De sportdienst beschikt over een 30-tal diverse volksspelen. Volksspelen zijn oude spelen die door jong en oud gespeeld kunnen worden. Al eeuwen zorgen deze spelen voor uren vermaak en plezier.
Prijs en hoe huren
De spelen kunnen gehuurd worden op de sportdienst. Er wordt een bijdrage van 3 euro/spel gevraagd en een waarborg van 25 euro. Reservaties ten laatste 14 dagen voor de activiteit indienen.
- De volksspelen worden niet uitgeleend tijdens de periode van 15/07 tot en met 15/08.
- Je kan deze enkel huren voor activiteiten op het grondgebied Wevelgem.
Hoe reserveren?
Vul onderstaand aanvraagformulier in om de volksspelen te reserveren.
.
Het spel bevat dertig schijven die na elkaar weggeschoven worden. Het is de bedoeling de schijven in de vakken achter de poortjes te laten glijden. Dit kan rechtstreeks gebeuren ofwel na het raken van de zijkant of een andere reeds gespeelde schijf. Je mag éénmaal werpen met de dertig schijven (eerste worp).
Hierna vindt een “tweede worp” plaats met de schijven die niet binnen de poortjes zijn beland.
Tenslotte volgt de “derde worp” met de resterende schijven.
Een schijf is pas binnen wanneer de voorzijde van het genummerde poortje volledig is gepasseerd. Een schijf die terug uit het vakje stuit of niet door het poortje naar binnen gaat, is ongeldig. Elke schijf mag per worp slechts éénmaal worden gespeeld. Een schijf die uit de sjoelbak vliegt mag niet opnieuw worden gebruikt.
De schijven in de vakjes mogen niet opgestapeld worden tijdens het spel. Je mag slechts tussen de worpen de schijven rangschikken.

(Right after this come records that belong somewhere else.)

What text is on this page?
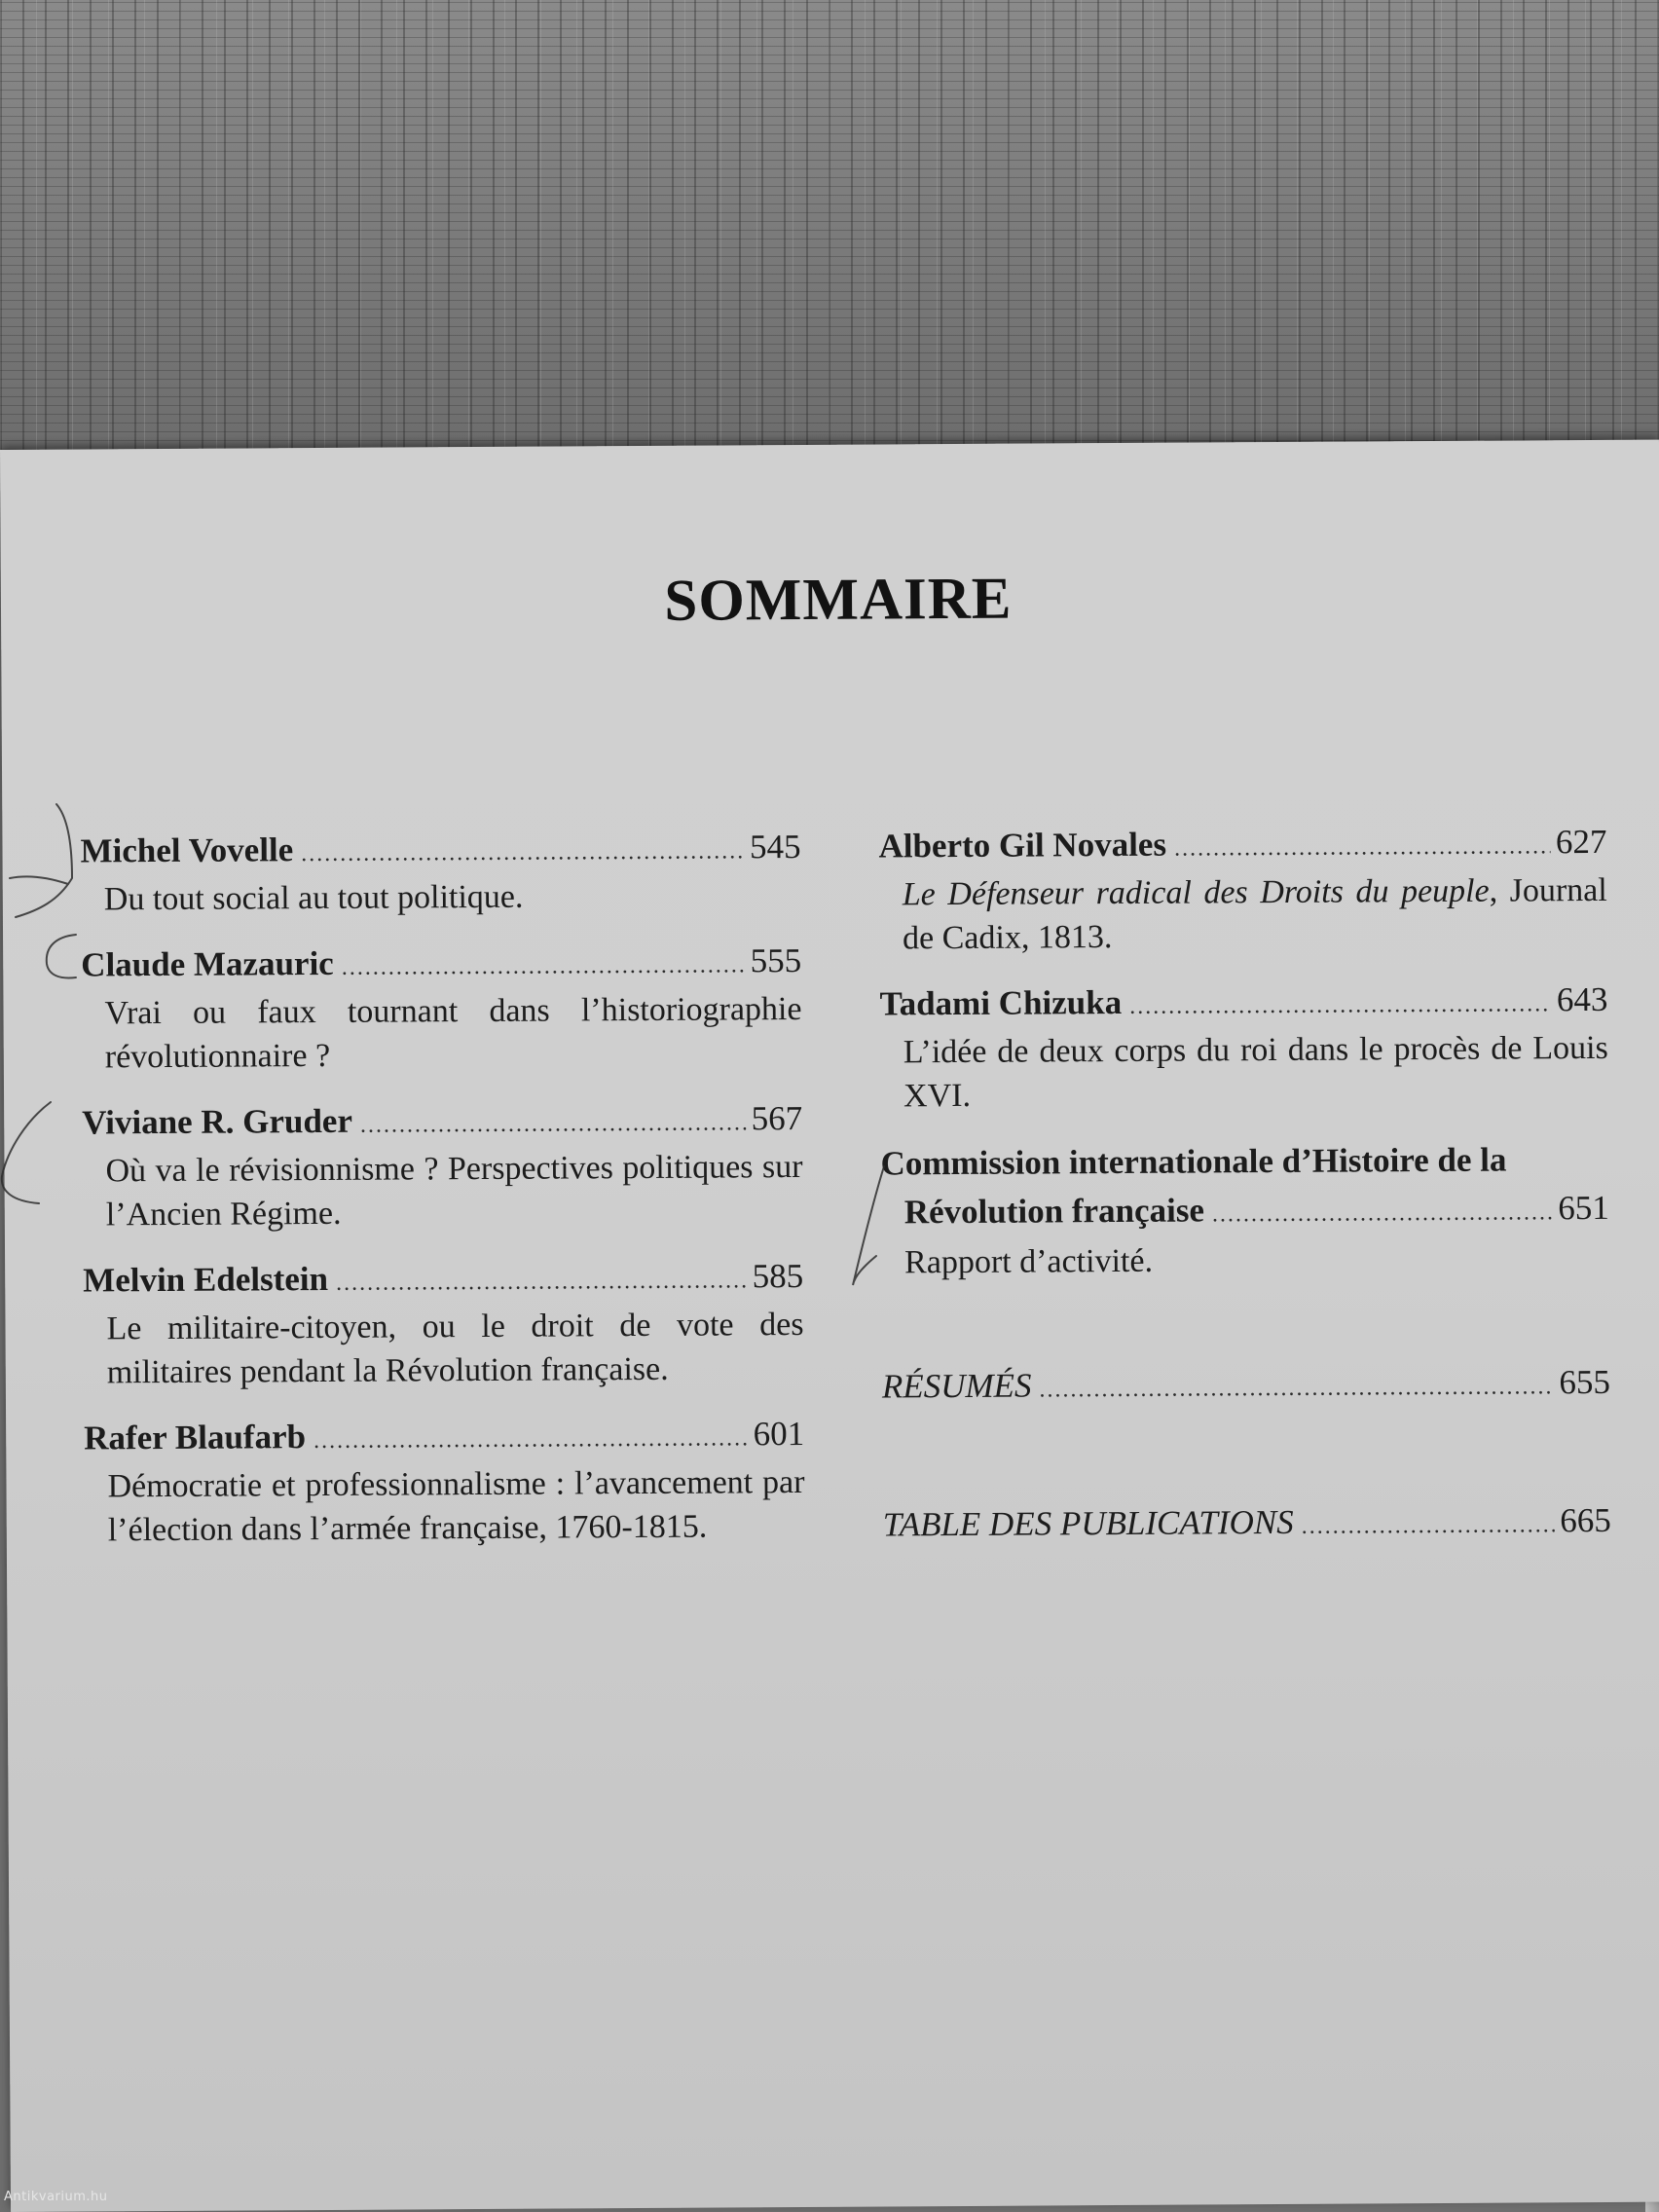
SOMMAIRE
Michel Vovelle .....	545
Du tout social au tout politique.
Claude Mazauric .....	555
Vrai ou faux tournant dans l’historiographie révolutionnaire ?
Viviane R. Gruder .....	567
Où va le révisionnisme ? Perspectives politiques sur l’Ancien Régime.
Melvin Edelstein .....	585
Le militaire-citoyen, ou le droit de vote des militaires pendant la Révolution française.
Rafer Blaufarb .....	601
Démocratie et professionnalisme : l’avancement par l’élection dans l’armée française, 1760-1815.
Alberto Gil Novales .....	627
Le Défenseur radical des Droits du peuple, Journal de Cadix, 1813.
Tadami Chizuka .....	643
L’idée de deux corps du roi dans le procès de Louis XVI.
Commission internationale d’Histoire de la
Révolution française .....	651
Rapport d’activité.
RÉSUMÉS .....	655
TABLE DES PUBLICATIONS .....	665
Antikvarium.hu
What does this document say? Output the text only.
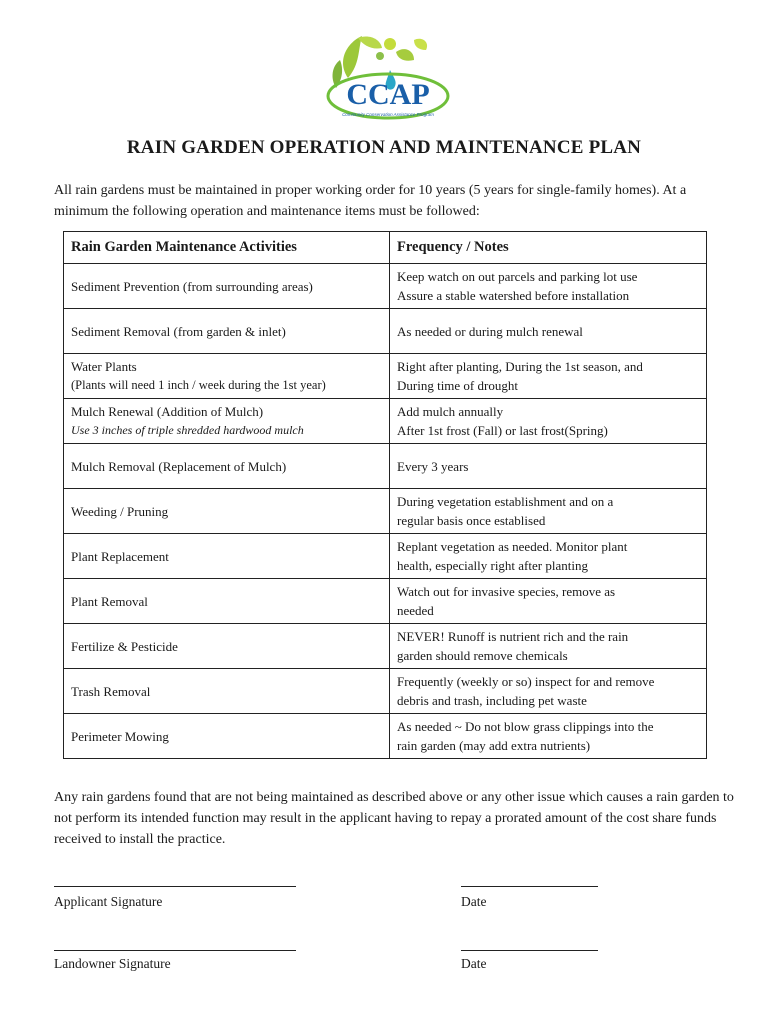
CCAP
Community Conservation Assistance Program
RAIN GARDEN OPERATION AND MAINTENANCE PLAN
All rain gardens must be maintained in proper working order for 10 years (5 years for single-family homes). At a minimum the following operation and maintenance items must be followed:
Rain Garden Maintenance Activities	Frequency / Notes

Sediment Prevention (from surrounding areas)	Keep watch on out parcels and parking lot use
Assure a stable watershed before installation

Sediment Removal (from garden & inlet)	As needed or during mulch renewal

Water Plants
(Plants will need 1 inch / week during the 1st year)	Right after planting, During the 1st season, and
During time of drought

Mulch Renewal (Addition of Mulch)
Use 3 inches of triple shredded hardwood mulch	Add mulch annually
After 1st frost (Fall) or last frost(Spring)

Mulch Removal (Replacement of Mulch)	Every 3 years

Weeding / Pruning	During vegetation establishment and on a
regular basis once establised

Plant Replacement	Replant vegetation as needed. Monitor plant
health, especially right after planting

Plant Removal	Watch out for invasive species, remove as
needed

Fertilize & Pesticide	NEVER! Runoff is nutrient rich and the rain
garden should remove chemicals

Trash Removal	Frequently (weekly or so) inspect for and remove
debris and trash, including pet waste

Perimeter Mowing	As needed ~ Do not blow grass clippings into the
rain garden (may add extra nutrients)
Any rain gardens found that are not being maintained as described above or any other issue which causes a rain garden to not perform its intended function may result in the applicant having to repay a prorated amount of the cost share funds received to install the practice.
Applicant Signature	Date
Landowner Signature	Date
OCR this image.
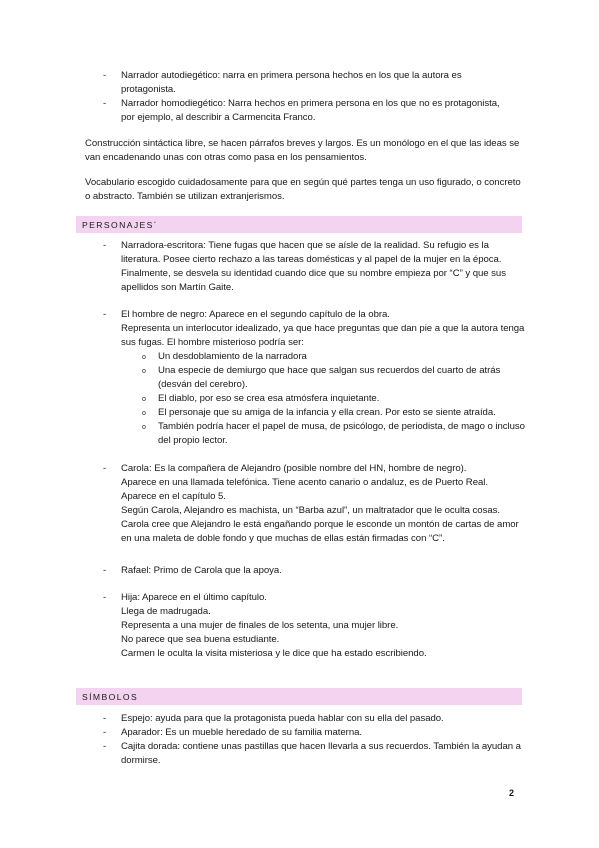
- Narrador autodiegético: narra en primera persona hechos en los que la autora es
protagonista.
- Narrador homodiegético: Narra hechos en primera persona en los que no es protagonista,
por ejemplo, al describir a Carmencita Franco.
Construcción sintáctica libre, se hacen párrafos breves y largos. Es un monólogo en el que las ideas se
van encadenando unas con otras como pasa en los pensamientos.
Vocabulario escogido cuidadosamente para que en según qué partes tenga un uso figurado, o concreto
o abstracto. También se utilizan extranjerismos.
PERSONAJES´
- Narradora-escritora: Tiene fugas que hacen que se aísle de la realidad. Su refugio es la
literatura. Posee cierto rechazo a las tareas domésticas y al papel de la mujer en la época.
Finalmente, se desvela su identidad cuando dice que su nombre empieza por “C” y que sus
apellidos son Martín Gaite.
- El hombre de negro: Aparece en el segundo capítulo de la obra.
Representa un interlocutor idealizado, ya que hace preguntas que dan pie a que la autora tenga
sus fugas. El hombre misterioso podría ser:
o Un desdoblamiento de la narradora
o Una especie de demiurgo que hace que salgan sus recuerdos del cuarto de atrás
(desván del cerebro).
o El diablo, por eso se crea esa atmósfera inquietante.
o El personaje que su amiga de la infancia y ella crean. Por esto se siente atraída.
o También podría hacer el papel de musa, de psicólogo, de periodista, de mago o incluso
del propio lector.
- Carola: Es la compañera de Alejandro (posible nombre del HN, hombre de negro).
Aparece en una llamada telefónica. Tiene acento canario o andaluz, es de Puerto Real.
Aparece en el capítulo 5.
Según Carola, Alejandro es machista, un “Barba azul”, un maltratador que le oculta cosas.
Carola cree que Alejandro le está engañando porque le esconde un montón de cartas de amor
en una maleta de doble fondo y que muchas de ellas están firmadas con “C”.
- Rafael: Primo de Carola que la apoya.
- Hija: Aparece en el último capítulo.
Llega de madrugada.
Representa a una mujer de finales de los setenta, una mujer libre.
No parece que sea buena estudiante.
Carmen le oculta la visita misteriosa y le dice que ha estado escribiendo.
SÍMBOLOS
- Espejo: ayuda para que la protagonista pueda hablar con su ella del pasado.
- Aparador: Es un mueble heredado de su familia materna.
- Cajita dorada: contiene unas pastillas que hacen llevarla a sus recuerdos. También la ayudan a
dormirse.
2
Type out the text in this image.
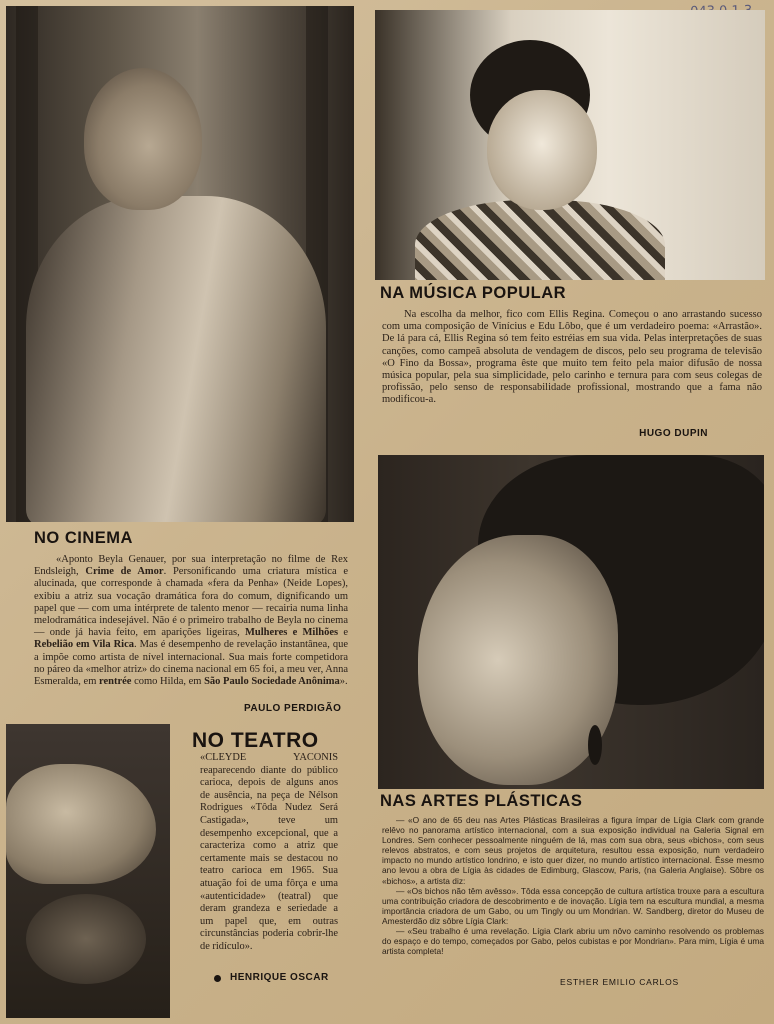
NA MÚSICA POPULAR

Na escolha da melhor, fico com Ellis Regina. Começou o ano arrastando sucesso com uma composição de Vinícius e Edu Lôbo, que é um verdadeiro poema: «Arrastão». De lá para cá, Ellis Regina só tem feito estréias em sua vida. Pelas interpretações de suas canções, como campeã absoluta de vendagem de discos, pelo seu programa de televisão «O Fino da Bossa», programa êste que muito tem feito pela maior difusão de nossa música popular, pela sua simplicidade, pelo carinho e ternura para com seus colegas de profissão, pelo senso de responsabilidade profissional, mostrando que a fama não modificou-a.

HUGO DUPIN
NO CINEMA

«Aponto Beyla Genauer, por sua interpretação no filme de Rex Endsleigh, Crime de Amor. Personificando uma criatura mística e alucinada, que corresponde à chamada «fera da Penha» (Neide Lopes), exibiu a atriz sua vocação dramática fora do comum, dignificando um papel que — com uma intérprete de talento menor — recairia numa linha melodramática indesejável. Não é o primeiro trabalho de Beyla no cinema — onde já havia feito, em aparições ligeiras, Mulheres e Milhões e Rebelião em Vila Rica. Mas é desempenho de revelação instantânea, que a impõe como artista de nível internacional. Sua mais forte competidora no páreo da «melhor atriz» do cinema nacional em 65 foi, a meu ver, Anna Esmeralda, em rentrée como Hilda, em São Paulo Sociedade Anônima».

PAULO PERDIGÃO
NO TEATRO

«CLEYDE YACONIS reaparecendo diante do público carioca, depois de alguns anos de ausência, na peça de Nélson Rodrigues «Tôda Nudez Será Castigada», teve um desempenho excepcional, que a caracteriza como a atriz que certamente mais se destacou no teatro carioca em 1965. Sua atuação foi de uma fôrça e uma «autenticidade» (teatral) que deram grandeza e seriedade a um papel que, em outras circunstâncias poderia cobrir-lhe de ridículo».

HENRIQUE OSCAR
NAS ARTES PLÁSTICAS

— «O ano de 65 deu nas Artes Plásticas Brasileiras a figura ímpar de Lígia Clark com grande relêvo no panorama artístico internacional, com a sua exposição individual na Galeria Signal em Londres. Sem conhecer pessoalmente ninguém de lá, mas com sua obra, seus «bichos», com seus relevos abstratos, e com seus projetos de arquitetura, resultou essa exposição, num verdadeiro impacto no mundo artístico londrino, e isto quer dizer, no mundo artístico internacional. Êsse mesmo ano levou a obra de Lígia às cidades de Edimburg, Glascow, Paris, (na Galeria Anglaise). Sôbre os «bichos», a artista diz:

— «Os bichos não têm avêsso». Tôda essa concepção de cultura artística trouxe para a escultura uma contribuição criadora de descobrimento e de inovação. Lígia tem na escultura mundial, a mesma importância criadora de um Gabo, ou um Tingly ou um Mondrian. W. Sandberg, diretor do Museu de Amesterdão diz sôbre Lígia Clark:

— «Seu trabalho é uma revelação. Lígia Clark abriu um nôvo caminho resolvendo os problemas do espaço e do tempo, começados por Gabo, pelos cubistas e por Mondrian». Para mim, Lígia é uma artista completa!

ESTHER EMILIO CARLOS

Na de drie worpen worden de punten opgeteld. Een schijf vertegenwoordigt de waarde die boven de poortjes aangeduid is. De middelste vakken verdienen de hoogste score, de zijvakken hebben een lagere waarde. Ligt er in elk vak één schijf, dan worden de punten dubbel geteld. In dat geval krijgt je dus in plaats van 10 punten (2 + 3 + 4 + 1= 10), 20 punten en dit voor elke verworven serie. Alle overige schijven tellen gewoon de puntenwaarde van het betreffende vakje. Het maximum te behalen punten is dus 148.
205 cm x 41 cm x 7 cm
.
Bij dit spel komt het erop aan met de “schiet-ijzers” zo dicht mogelijk bij de verste pin, te schuiven zonder dat ze hierbij in de “goot” belanden (schijven in de goot liggen immers buiten spel).
Bij het begin van het spel ontvangt elke speler (of ploeg) vijf gemerkte “schietijzers”. Om te bepalen wie begint doet elke partij één stoot naar het poortje: wie het dichts bij het poortje ligt mag beginnen.
Na de eerste stoot is het de beurt aan de tegenspeler. Die moet nu verder spelen tot één van zijn schijven dichter bij de verste pin ligt dan die van de eerste speler. Vanaf het ogenblik dat hij hierin slaagt, wacht hij en is het terug de beurt aan de ander partij. Wanneer alle schijven van beide partijen gespeeld zijn gaat men na wiens schijf het dichtst bij de verste toets ligt. Dit is de winnaar.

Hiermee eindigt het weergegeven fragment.